10年間執筆を休んだ後、ヴァランダー犯罪小説の10冊目は書かない
ということだったがスウェーデンの最も成功している犯罪作家は
Der unruhige Mann(スウェーデン語タイトルは («Den orolige mannen»,
日本語に訳せば「不穏(不安?)な男」かな?)を携えて自分に対する約束を破ってしまった。
冷戦時代から引きずってきている克服し難きスウェーデンの色々な問題や
60歳以上の人たちの多くが記憶の穴と戦っているということで、
自分としては筆を取らざるを得なかったとマンケルは同書のプレゼンテーションで語った。
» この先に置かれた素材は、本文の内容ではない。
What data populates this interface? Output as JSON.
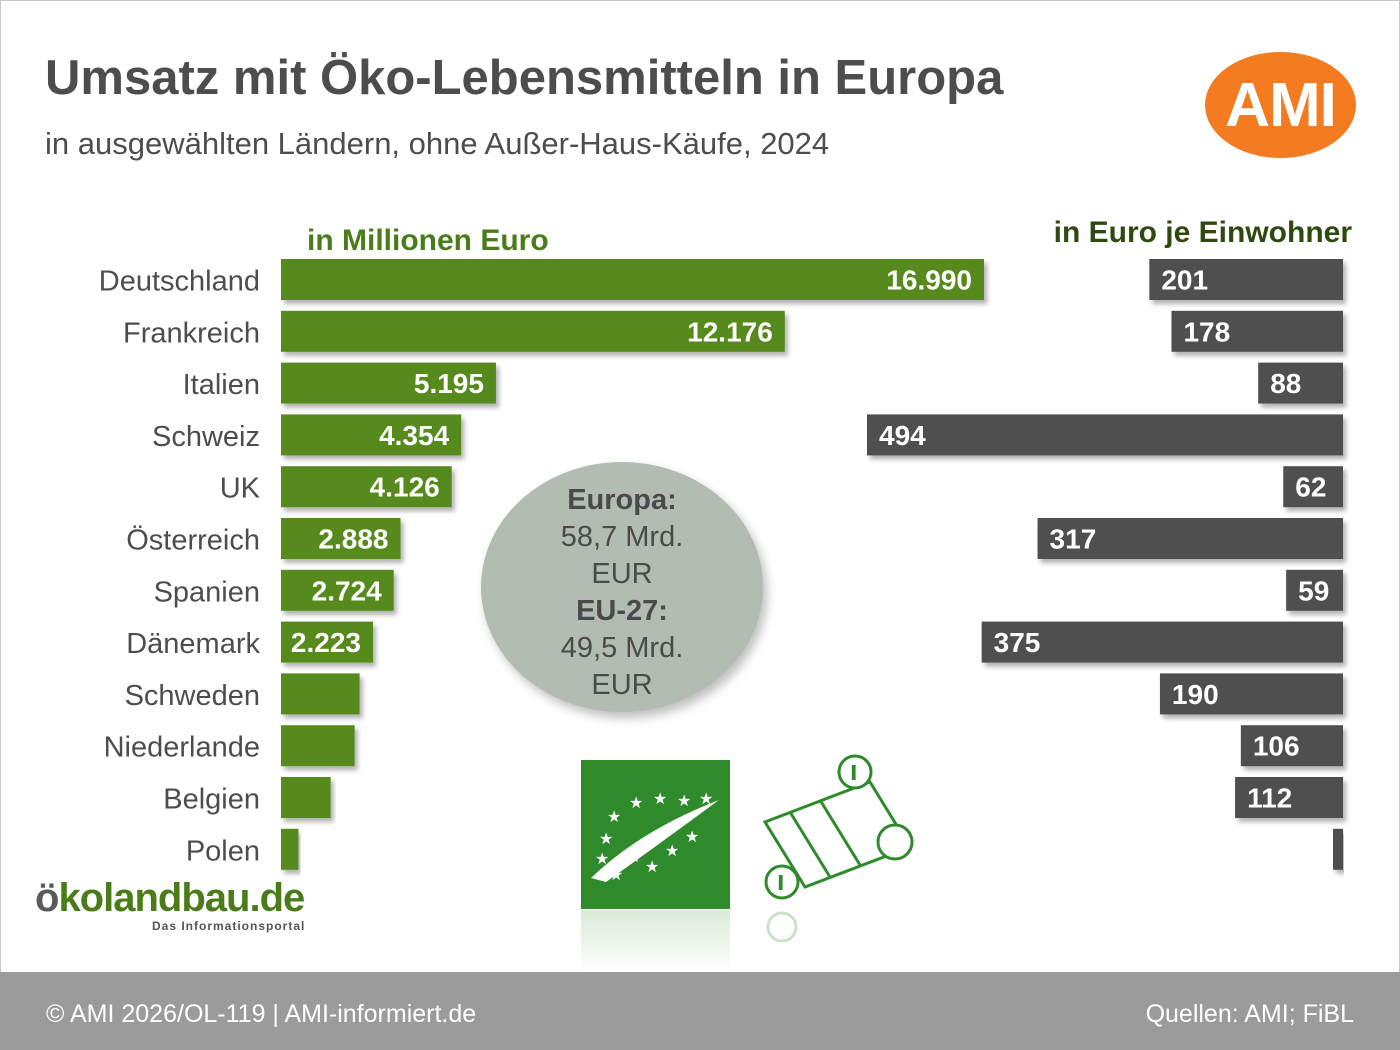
{
  "header": {
    "title": "Umsatz mit Öko-Lebensmitteln in Europa",
    "subtitle": "in ausgewählten Ländern, ohne Außer-Haus-Käufe, 2024",
    "logo_text": "AMI"
  },
  "colors": {
    "green": "#568a1f",
    "gray": "#4f4f4f",
    "orange": "#f47b20",
    "bubble": "#b3bcb2",
    "footer": "#9b9b9b"
  },
  "chart_data": {
    "type": "bar",
    "orientation": "horizontal",
    "categories": [
      "Deutschland",
      "Frankreich",
      "Italien",
      "Schweiz",
      "UK",
      "Österreich",
      "Spanien",
      "Dänemark",
      "Schweden",
      "Niederlande",
      "Belgien",
      "Polen"
    ],
    "series": [
      {
        "name": "in Millionen Euro",
        "values": [
          16990,
          12176,
          5195,
          4354,
          4126,
          2888,
          2724,
          2223,
          1900,
          1780,
          1200,
          420
        ],
        "labels": [
          "16.990",
          "12.176",
          "5.195",
          "4.354",
          "4.126",
          "2.888",
          "2.724",
          "2.223",
          "",
          "",
          "",
          ""
        ]
      },
      {
        "name": "in Euro je Einwohner",
        "values": [
          201,
          178,
          88,
          494,
          62,
          317,
          59,
          375,
          190,
          106,
          112,
          10
        ],
        "labels": [
          "201",
          "178",
          "88",
          "494",
          "62",
          "317",
          "59",
          "375",
          "190",
          "106",
          "112",
          ""
        ]
      }
    ]
  },
  "summary": {
    "europe_label": "Europa:",
    "europe_value": "58,7 Mrd.",
    "europe_unit": "EUR",
    "eu_label": "EU-27:",
    "eu_value": "49,5 Mrd.",
    "eu_unit": "EUR"
  },
  "oko_logo": {
    "prefix": "ö",
    "brand": "kolandbau.de",
    "tagline": "Das Informationsportal"
  },
  "footer": {
    "left": "© AMI 2026/OL-119 | AMI-informiert.de",
    "right": "Quellen: AMI; FiBL"
  }
}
The Troubled Man: A Kurt Wallander Mystery英語版
Der Feind im Schattenドイツ語版
ヴァランダー自身はかなり孤独を感じているし、
仕事の上ではもうそんなに腰が座っているわけでもなく、
娘のリンダによっておじいちゃんなってしまうのだが、
行方不明となったルイーズの義理の両親を捜査しているうちに、
不安にさせられる
「いくつもの穴(自分は一体何を欲しているのか?何が起こったのか?)」を
強烈に体験する。
貴族出身の義理の父親はかつて海兵隊の将校であった。
80年代まで謎の外国のUボートの追跡でスウェーデン海岸線での捜索に参加した。
その妻が足元から地の穴に飲み込まれてしまったかのように忽然と消えてしまった後、
二人の内のどちらかがもしかしてモスクワの当該スパイとしてUボート追跡に
係わっていたのではという疑惑が湧く。
ヴァランダーの老齢に対する勝算のない戦い
この謎が解明されるまで緊張の限界状態が続くのだが、
この緊張に何か特別な独創性があるというわけでもない。
毎回の犯罪小説の中ではいつもそうであるように、
マンケルはゆっくりそしてかいがいしく歴史を紐解いてゆく。
あまりにもかいがいしく、しかしオリジナリティには欠ける、空回りが多過ぎる、
でもそれはスウェーデンでは十分に取り扱われるテーマではある
と言っても間違いではなかろう。
61歳のマンケルは主人公ヴァランダーの
勝算の見込みがない老齢に対する戦いについて手間と愛を注ぎながらの描写に
時間を掛けた。同感できる読者にとっては慰めとなるものだ。
警部はイースタッドの酒場で一人さびしく晩酌を取っていたのだが、
その際、自分の仕事道具である(弾丸が入った)ピストルを忘れてしまった、
何も思い出せない。それでも後で事件解決のための素晴らしいアイディアが浮かぶ。
現地イースタッドにはツーリストが押し寄せて
スウェーデンの南先端にあるイースタッドの現地では今、
ヴァランダーファンたちが小説の舞台を探し求めてまたも夏の侵入が起こっている。
今回は英国からのファンたちが来ている。
というのもケネス・ブラナフが英国テレビでの3部作の撮影で
ヴァランダーの4代目として異彩を放ったからだ。
ヴァランダー警部は目下、犯罪小説ファンクラブのために最高調に生きている。
アルツハイマーに罹っていようと罹っていまいとも。
でもマンケルは終止符を打つのである。
555ページ目で読んで確かめることができるように。
「クルト・ヴァランダーの物語はこれで以って引き返すことのない終焉を迎えた」と。
まだ残っているこれからの10年間かそれ以上は自分ヴァランダーのみに属する、
そして自分の娘のリンダ、そして孫のクララに属する、
その他の者には属さないのだ、と。